From AI Curiosity to AI Action
What 2025 taught Damian Hehir of Capytech about the gap between interest and implementation
2025 was a year of paradox for corporate learning.
At the individual level, AI adoption was everywhere. L&D professionals experimented with generative tools. Instructional designers accelerated their workflows. Curiosity about AI's potential ran high across the region. Yet at the strategic level, many large organisations remained hesitant. Some were actively resistant.
We saw global corporates blocking AI tools entirely. Others permitted limited experimentation but struggled to move beyond pilots into meaningful integration. The gap between individual enthusiasm and organisational readiness was striking.
After 11 years building custom learning solutions across the Middle East, here's what I observed. And what I believe is about to change.
The 2025 Reality: Curiosity Without Commitment
Most organisations approached AI cautiously.

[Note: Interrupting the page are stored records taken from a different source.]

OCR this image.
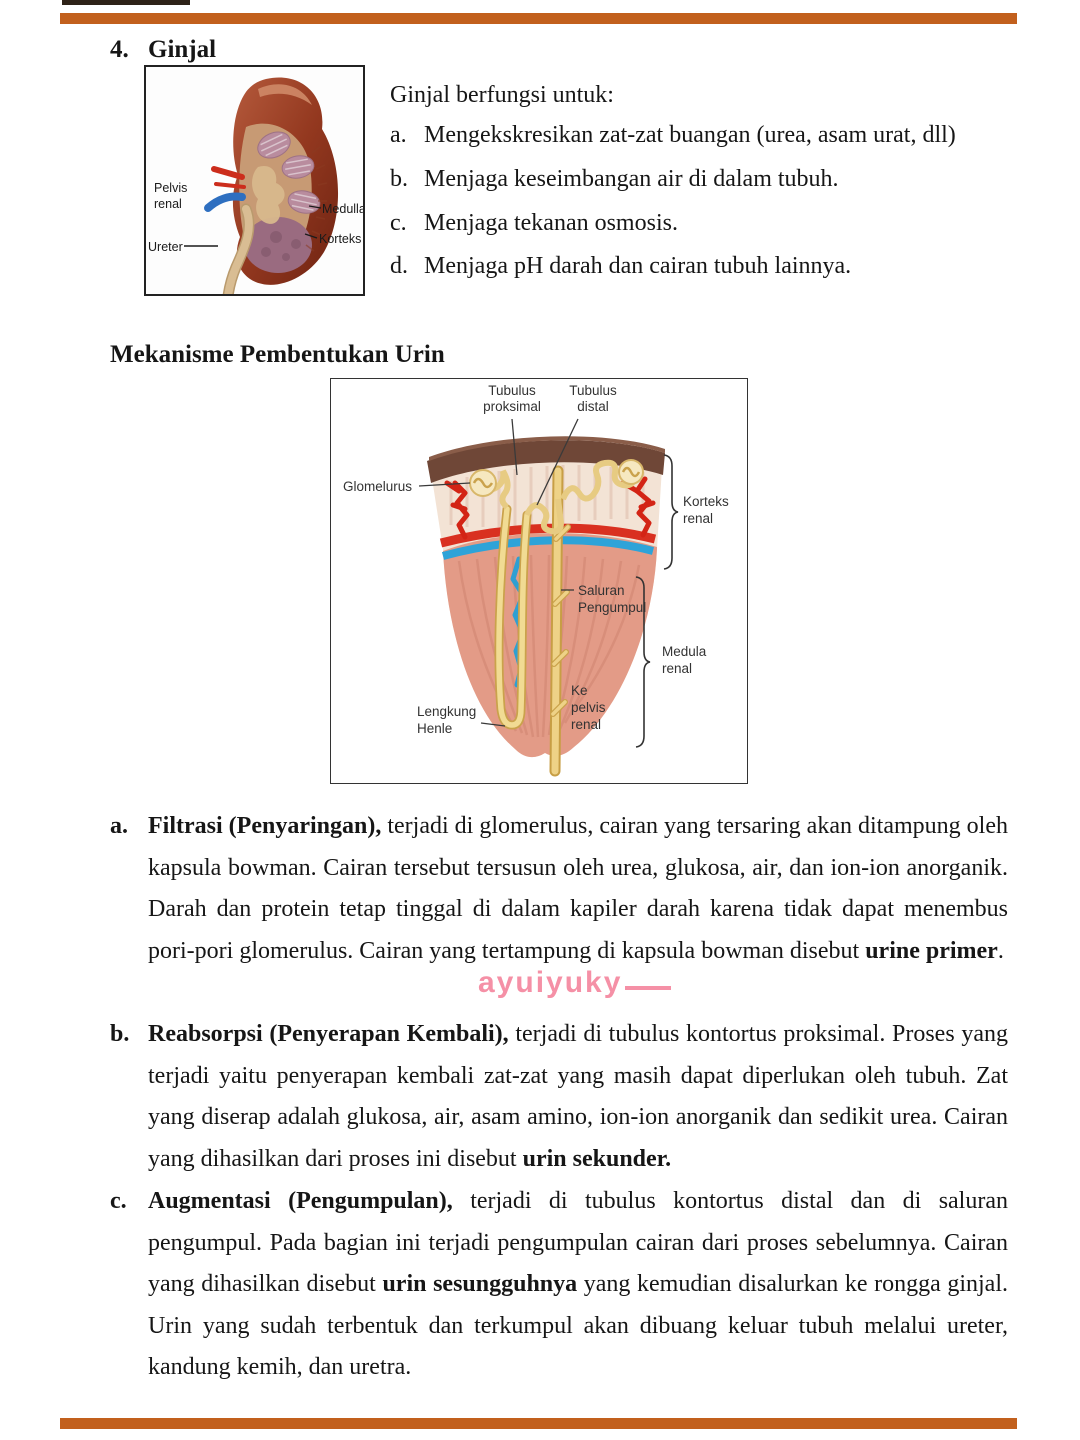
4. Ginjal
Pelvis
renal
Ureter
Medulla
Korteks
Ginjal berfungsi untuk:
a. Mengekskresikan zat-zat buangan (urea, asam urat, dll)
b. Menjaga keseimbangan air di dalam tubuh.
c. Menjaga tekanan osmosis.
d. Menjaga pH darah dan cairan tubuh lainnya.
Mekanisme Pembentukan Urin
Tubulus
proksimal
Tubulus
distal
Glomelurus
Korteks
renal
Saluran
Pengumpul
Medula
renal
Ke
pelvis
renal
Lengkung
Henle
a. Filtrasi (Penyaringan), terjadi di glomerulus, cairan yang tersaring akan ditampung oleh kapsula bowman. Cairan tersebut tersusun oleh urea, glukosa, air, dan ion-ion anorganik. Darah dan protein tetap tinggal di dalam kapiler darah karena tidak dapat menembus pori-pori glomerulus. Cairan yang tertampung di kapsula bowman disebut urine primer.
b. Reabsorpsi (Penyerapan Kembali), terjadi di tubulus kontortus proksimal. Proses yang terjadi yaitu penyerapan kembali zat-zat yang masih dapat diperlukan oleh tubuh. Zat yang diserap adalah glukosa, air, asam amino, ion-ion anorganik dan sedikit urea. Cairan yang dihasilkan dari proses ini disebut urin sekunder.
c. Augmentasi (Pengumpulan), terjadi di tubulus kontortus distal dan di saluran pengumpul. Pada bagian ini terjadi pengumpulan cairan dari proses sebelumnya. Cairan yang dihasilkan disebut urin sesungguhnya yang kemudian disalurkan ke rongga ginjal. Urin yang sudah terbentuk dan terkumpul akan dibuang keluar tubuh melalui ureter, kandung kemih, dan uretra.
ayuiyuky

Understandably so. Questions around data security, content accuracy, and governance created genuine barriers. Many L&D teams found themselves caught between personal productivity gains from AI tools and corporate policies that hadn't caught up.
The result? A fragmented landscape where innovation happened in pockets rather than at scale.
What's Shifting in 2026
I'm convinced 2026 marks the inflection point. The organisations that spent 2025 watching from the sidelines are now facing competitive pressure to act. AI literacy is no longer optional for L&D professionals. It's becoming a baseline expectation.
More importantly, the conversation is maturing. It's less about "Should we use AI?" and more about "How do we use AI responsibly to achieve better outcomes, faster?"
Our Response: The Capytech Accelerator
At Capytech, we've been integrating AI into our content development and design processes for some time. But this year, we launched the Capytech Accelerator. It's a programme designed to put AI capabilities front and centre, enabling organisations to respond to learning needs with unprecedented speed.
The goal isn't AI for its own sake. It's about outcomes: reducing development timelines dramatically while maintaining the quality and cultural relevance our clients expect. When a compliance requirement changes or a new product launch, organisations shouldn't wait months for supporting training materials. They need to respond in days.
The Outcome Imperative
This brings me to what I believe will define successful L&D functions in 2026: ruthless focus on outcomes.
Technology, AI included, is only valuable if it delivers measurable results. The most effective organisations will be those that combine AI-enabled speed with clear metrics: behaviour change, performance improvement, business impact.
The tools have arrived. The question now is whether we'll use them to transform learning outcomes or simply do the same things faster.
Here's the thing. I'm not the first to say this, but if all AI progress stopped today, we'd still be discovering workplace benefits for probably a decade. Of course, progress won't stop. Given how far we've come in the last year alone, trying to predict where we'll be is impossible. That's exactly why being AI curious isn't optional anymore. It needs to be official policy.
I'm optimistic. The conversations I'm having with L&D leaders across the region suggest appetite for genuine transformation. Not just incremental improvement.